I was just reading an article about
hoarding items. The writer hoards magazines, hundreds of them, "piling up three feet high, all around the perimeter of my living room." I too collect magazines. My issues of
Careless Talk,
The Illustrated Ape, all those free magazines I pick up from music shops like
Fact and
Three. Like my books, I go to great lengths to keep them in perfect condition. I don't know what purpose their long-term storage could hold, but I can't bear to let go of them.
The writer also says she used to store her old e-mail messages, something else I also do.
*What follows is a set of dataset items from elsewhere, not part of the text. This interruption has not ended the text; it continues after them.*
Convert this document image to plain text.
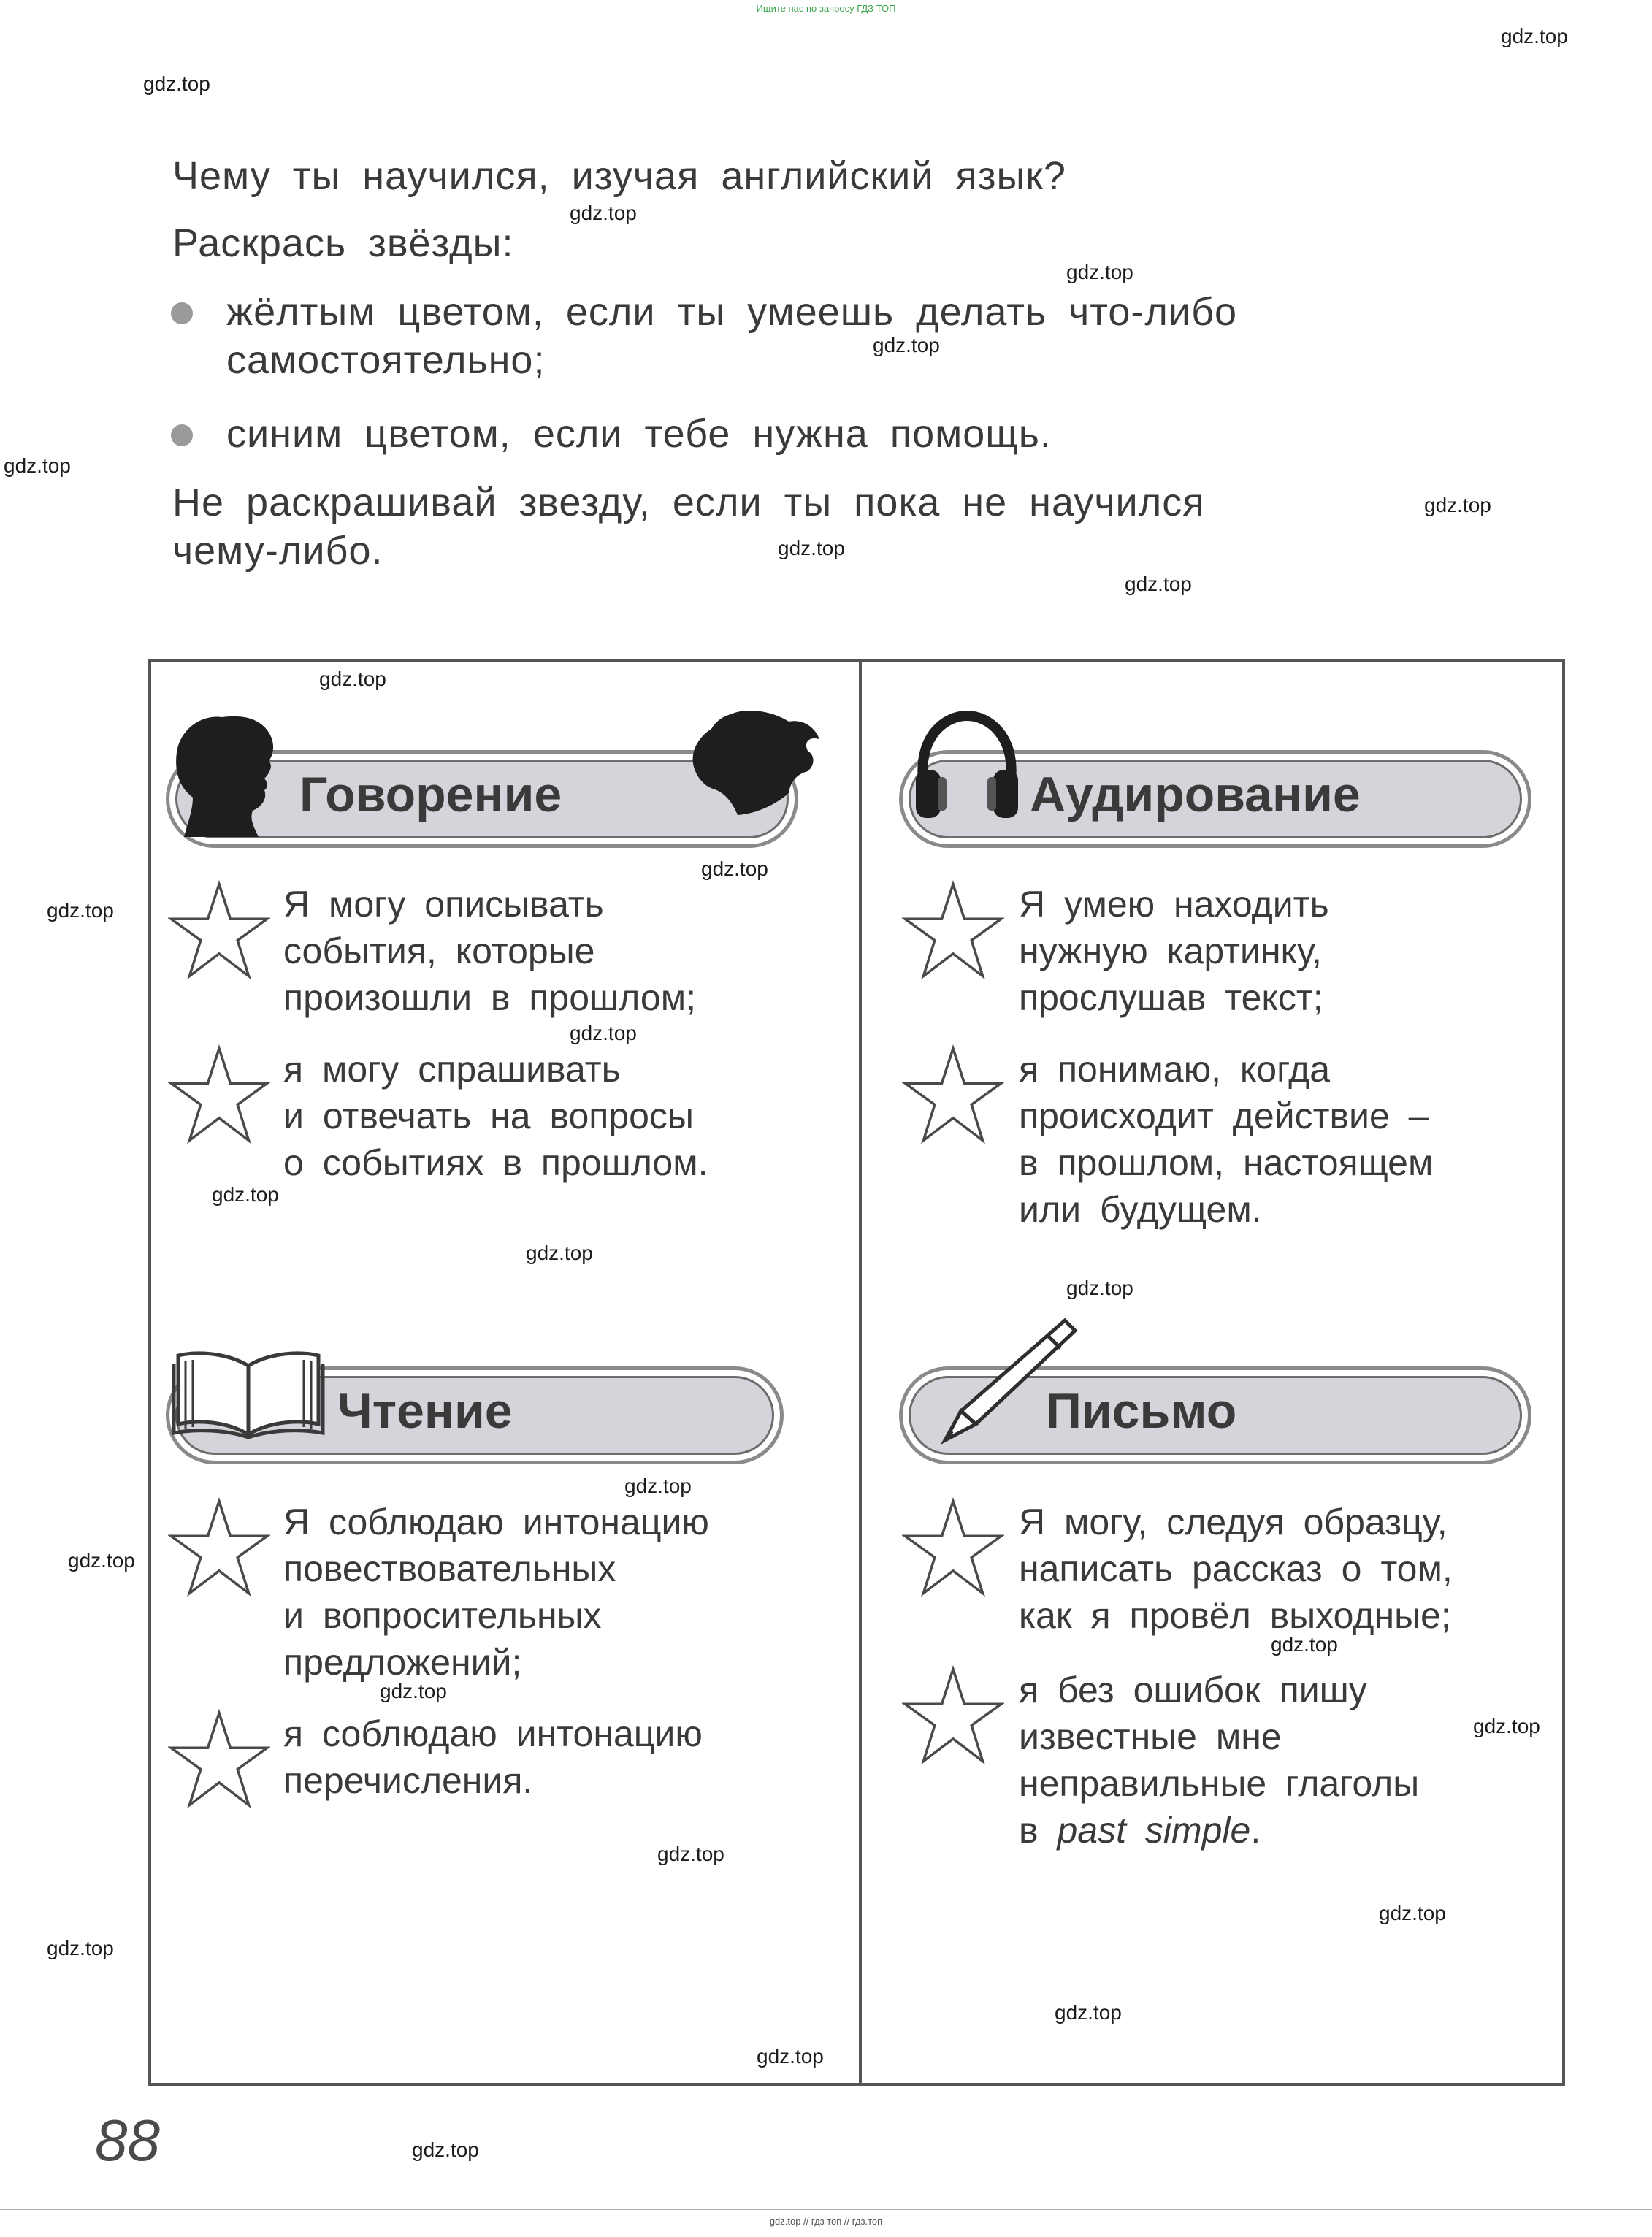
Ищите нас по запросу ГДЗ ТОП
gdz.top // гдз топ // гдз.топ
gdz.top
gdz.top
gdz.top
gdz.top
gdz.top
gdz.top
gdz.top
gdz.top
gdz.top
gdz.top
gdz.top
gdz.top
gdz.top
gdz.top
gdz.top
gdz.top
gdz.top
gdz.top
gdz.top
gdz.top
gdz.top
gdz.top
gdz.top
gdz.top
gdz.top
gdz.top
gdz.top
Чему ты научился, изучая английский язык?
Раскрась звёзды:
жёлтым цветом, если ты умеешь делать что-либо
самостоятельно;
синим цветом, если тебе нужна помощь.
Не раскрашивай звезду, если ты пока не научился
чему-либо.
Говорение
Я могу описывать
события, которые
произошли в прошлом;
я могу спрашивать
и отвечать на вопросы
о событиях в прошлом.
Аудирование
Я умею находить
нужную картинку,
прослушав текст;
я понимаю, когда
происходит действие –
в прошлом, настоящем
или будущем.
Чтение
Я соблюдаю интонацию
повествовательных
и вопросительных
предложений;
я соблюдаю интонацию
перечисления.
Письмо
Я могу, следуя образцу,
написать рассказ о том,
как я провёл выходные;
я без ошибок пишу
известные мне
неправильные глаголы
в past simple.
88
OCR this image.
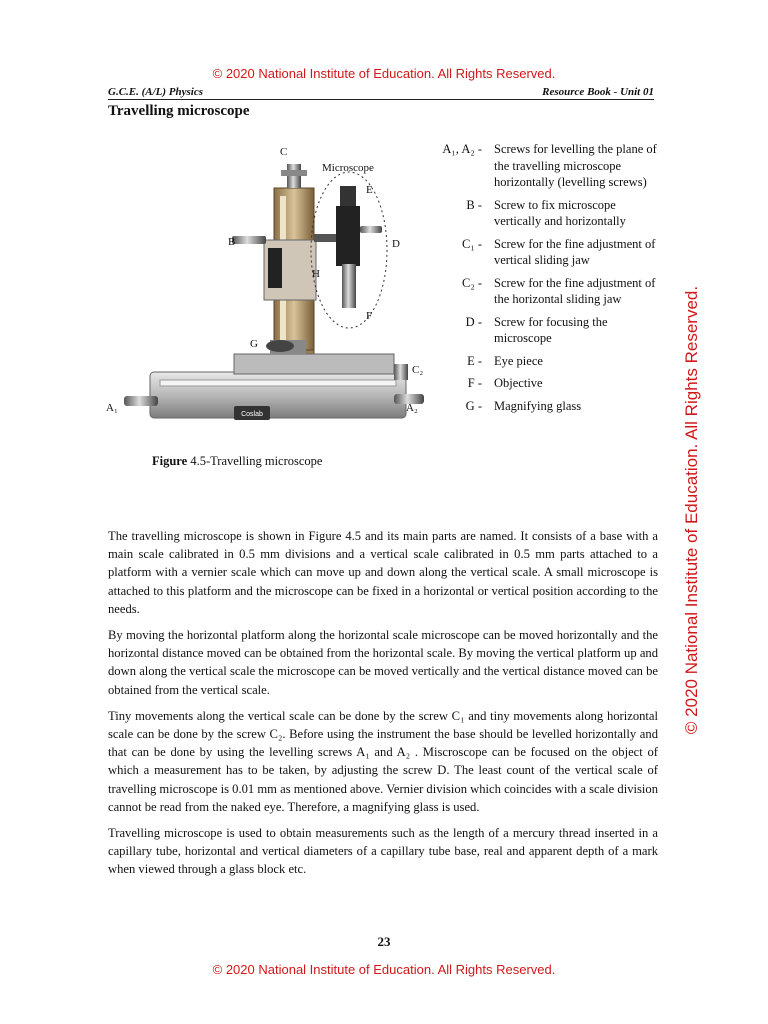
© 2020 National Institute of Education. All Rights Reserved.
© 2020 National Institute of Education. All Rights Reserved.
G.C.E. (A/L) Physics	Resource Book - Unit 01
Travelling microscope
Coslab
C
Microscope
E
B	D
H
F
G
C₂
A₁	A₂
Figure 4.5-Travelling microscope
A₁, A₂ - Screws for levelling the plane of the travelling microscope horizontally (levelling screws)
B - Screw to fix microscope vertically and horizontally
C₁ - Screw for the fine adjustment of vertical sliding jaw
C₂ - Screw for the fine adjustment of the horizontal sliding jaw
D - Screw for focusing the microscope
E - Eye piece
F - Objective
G - Magnifying glass

The travelling microscope is shown in Figure 4.5 and its main parts are named. It consists of a base with a main scale calibrated in 0.5 mm divisions and a vertical scale calibrated in 0.5 mm parts attached to a platform with a vernier scale which can move up and down along the vertical scale. A small microscope is attached to this platform and the microscope can be fixed in a horizontal or vertical position according to the needs.

By moving the horizontal platform along the horizontal scale microscope can be moved horizontally and the horizontal distance moved can be obtained from the horizontal scale. By moving the vertical platform up and down along the vertical scale the microscope can be moved vertically and the vertical distance moved can be obtained from the vertical scale.

Tiny movements along the vertical scale can be done by the screw C₁ and tiny movements along horizontal scale can be done by the screw C₂. Before using the instrument the base should be levelled horizontally and that can be done by using the levelling screws A₁ and A₂ . Miscroscope can be focused on the object of which a measurement has to be taken, by adjusting the screw D. The least count of the vertical scale of travelling microscope is 0.01 mm as mentioned above. Vernier division which coincides with a scale division cannot be read from the naked eye. Therefore, a magnifying glass is used.

Travelling microscope is used to obtain measurements such as the length of a mercury thread inserted in a capillary tube, horizontal and vertical diameters of a capillary tube base, real and apparent depth of a mark when viewed through a glass block etc.

23
© 2020 National Institute of Education. All Rights Reserved.
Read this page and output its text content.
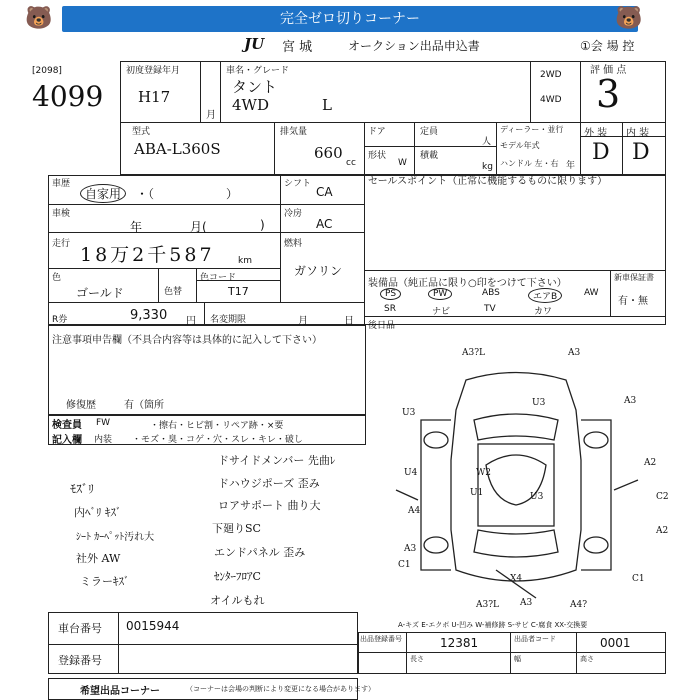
🐻	完全ゼロ切りコーナー	🐻
JU 宮 城	オークション出品申込書	①会 場 控
[2098]
4099
初度登録年月
H17
月
車名・グレード
タント
4WD	L
2WD
4WD
評 価 点
3
型式
ABA-L360S
排気量
660
cc
ドア
形状
W
定員
人
積載
kg
ディーラー・並行
モデル年式
ハンドル 左・右 年
外 装 内 装
D D
車歴
自家用	・（　　　　　　）
シフト
CA
車検
年	月(	)
冷房
AC
走行 18万2千587	km
燃料
ガソリン
色
ゴールド	色替
色コード
T17
R券	9,330 円 名変期限	月	日
セールスポイント（正常に機能するものに限ります）
装備品（純正品に限り○印をつけて下さい）
PS	PW	ABS	エアB	AW
SR	ナビ	TV	カワ
新車保証書
有・無
後日品
注意事項申告欄（不具合内容等は具体的に記入して下さい）
修復歴	有（箇所
検査員
記入欄
FW
内装
・擦右・ヒビ割・リペア跡・×要
・モズ・臭・コゲ・穴・スレ・キレ・破し
ﾓｽﾞﾘ
内ﾍﾞﾘ ｷｽﾞ
ｼｰﾄ ｶｰﾍﾟｯﾄ汚れ大
社外 AW
ミラーｷｽﾞ
ドサイドメンバー 先曲ﾚ
ドハウジポーズ 歪み
ロアサポート 曲り大
下廻りSC
エンドパネル 歪み
ｾﾝﾀｰﾌﾛｱC
オイルもれ
A3?L	A3
U3
A3
U3
A2
U3	C2
U4	W2
U1
A4
A2
A3
C1
X4	C1
A3?L A3	A4?
A-キズ E-エクボ U-凹み W-補修跡 S-サビ C-腐食 XX-交換要
車台番号 0015944
登録番号
出品登録番号	12381	出品者コード	0001
長さ	幅	高さ
希望出品コーナー	（コーナーは会場の判断により変更になる場合があります）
All the sent messages (often useful when I can't remember what I've said and to who) and all the personal messages I receive (much less useful). I've kept all the personal letters and cards I've ever received since I was 10, they sit in the bottom drawer of my chest of drawers. I keep all the boxes of prescribed medication I take, though I am planning on using that in an art project of some sort, I haven't decided what yet. I collect advertising postcards, they wallpaper my hallway. Alongside the postcards are items of paper which other people have given me - notes and the like. Memorabilia. I refuse to throw away my old college notes and text books. They'll come in useful someday, honest. I suppose it's a part of me that I'm archiving, a section of my past. The folders and notes are covered in scribbles and doodles, they show me for who I was at that point in time, I don't just want to lose it to eternity. And of course I collect books. Rarely I might give one away, when I feel I have no more use for it. I like some badges, I have a lot of them on a bag. They say things like "So what's so unusual about a man walking round saying he's the son of God?", "I'm in love with a BOY this time" and "The revolution starts at closing time." Most of them are band badges though - Bawl, Belle and Sebastian, Bearsuit, GoJonnyGoGoGoGo and so on. I keep old diaries, not the journal type, but the appointment kind. Again they're covered in scribbles, and occasionally they're useful when I need to look up someone's old address or phone number. I also have a shoe box full of useless ephemera I've collected throughout the years. Without looking in it, it contains items like a pottery thumb pot I made in school when I was 12, a straw from a branch of MacDonalds I visited when on a French school trip when I was 12, a programme from the first football game I went to, my Karate license (I haven't practiced karate in at least 10 years), the set of 3D glasses I had from Children In Need ten years ago or so, little notes which were passed between friends in school lessons, some dolphin-shaped bath pearls, the significance of which I no longer remember, old score sheets from playing Quasar. Useless things but things that (on the whole) have meaning for me. An ever-growing personal time capsule almost.
It's strange, the things I choose to keep.